Please know that if you are stuck in a shame spiral,
It is not your fault.
This powerful emotion is actually working to protect you by trying to stop your forward movement as a precaution,
Because your system is not sure if you are acting in accordance to your moral code.
Your system wants to protect you from acting wrongfully or shamefully.
Remind yourself that it is okay and natural and normal to experience shame,
And that we want to be curious about the shame that is present within our systems.
As we start to move out of this experience,
Let's bring the body,
Noticing where you have your hands placed,
Maybe bringing them to your chest.
Noticing the support of the surface beneath you.
Tell your body thank you for teaching you about your shame,
And tell your shame thank you for letting you get to know it a bit,
If it did.
If it was hard to connect with shame,
Or you felt like there was a lot in the way,
You can also thank those parts for trying to protect you.
As we come to the close of this time in meditation,
If you would like,
Take your arms and wrap yourself in a hug of self-compassion.
You are not your shame,
And your shame is not you.
Your authentic and healthy shame is a messenger guiding you toward restoration and protection.

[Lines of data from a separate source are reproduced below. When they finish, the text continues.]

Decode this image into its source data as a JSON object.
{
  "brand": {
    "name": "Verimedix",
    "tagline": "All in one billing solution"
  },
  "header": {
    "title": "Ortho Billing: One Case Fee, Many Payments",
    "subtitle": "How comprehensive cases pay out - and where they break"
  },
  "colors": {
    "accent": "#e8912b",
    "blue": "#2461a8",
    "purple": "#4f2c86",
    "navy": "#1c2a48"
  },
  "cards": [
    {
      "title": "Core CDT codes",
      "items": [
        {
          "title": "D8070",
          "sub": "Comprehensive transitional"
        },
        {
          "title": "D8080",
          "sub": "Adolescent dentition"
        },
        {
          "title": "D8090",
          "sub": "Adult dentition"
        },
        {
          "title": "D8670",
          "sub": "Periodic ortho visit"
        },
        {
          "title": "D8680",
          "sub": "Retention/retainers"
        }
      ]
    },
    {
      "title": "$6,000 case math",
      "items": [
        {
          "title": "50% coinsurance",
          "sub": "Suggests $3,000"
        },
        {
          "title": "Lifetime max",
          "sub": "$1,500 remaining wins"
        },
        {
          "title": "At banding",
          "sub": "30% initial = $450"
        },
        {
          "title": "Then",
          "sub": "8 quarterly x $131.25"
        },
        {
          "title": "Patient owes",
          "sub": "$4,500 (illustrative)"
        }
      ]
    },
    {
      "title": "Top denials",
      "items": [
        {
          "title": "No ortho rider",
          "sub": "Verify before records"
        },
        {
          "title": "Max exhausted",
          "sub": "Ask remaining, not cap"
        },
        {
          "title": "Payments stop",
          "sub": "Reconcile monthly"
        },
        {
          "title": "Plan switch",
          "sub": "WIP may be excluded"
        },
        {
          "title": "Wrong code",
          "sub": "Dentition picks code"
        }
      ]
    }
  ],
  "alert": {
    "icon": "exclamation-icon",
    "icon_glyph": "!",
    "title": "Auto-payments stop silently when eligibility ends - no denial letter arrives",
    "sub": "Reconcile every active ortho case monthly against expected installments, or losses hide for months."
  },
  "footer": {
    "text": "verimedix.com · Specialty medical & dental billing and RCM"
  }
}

The shame that was imposed on you by someone in the past is not yours to hold,
And you're working on letting it go.
Thank yourself for allowing this exploration,
And remind yourself that you are worthy of compassion and understanding.
When you're ready,
Release yourself from your self-hug.
Gently open your eyes and move your body in a gentle way that helps you to release any residual feelings you might be carrying.
Take a moment to remind your entire system that you are here,
Now,
In this moment.
As you come out of the meditation,
Make a plan to do something that will rejuvenate you,
Or engage in some kind of playful activity to help you move out of the frozen feeling that shame can sometimes bring.
Thank you for being here today,
And the next time that you experience shame,
May your practice here serve you in that moment.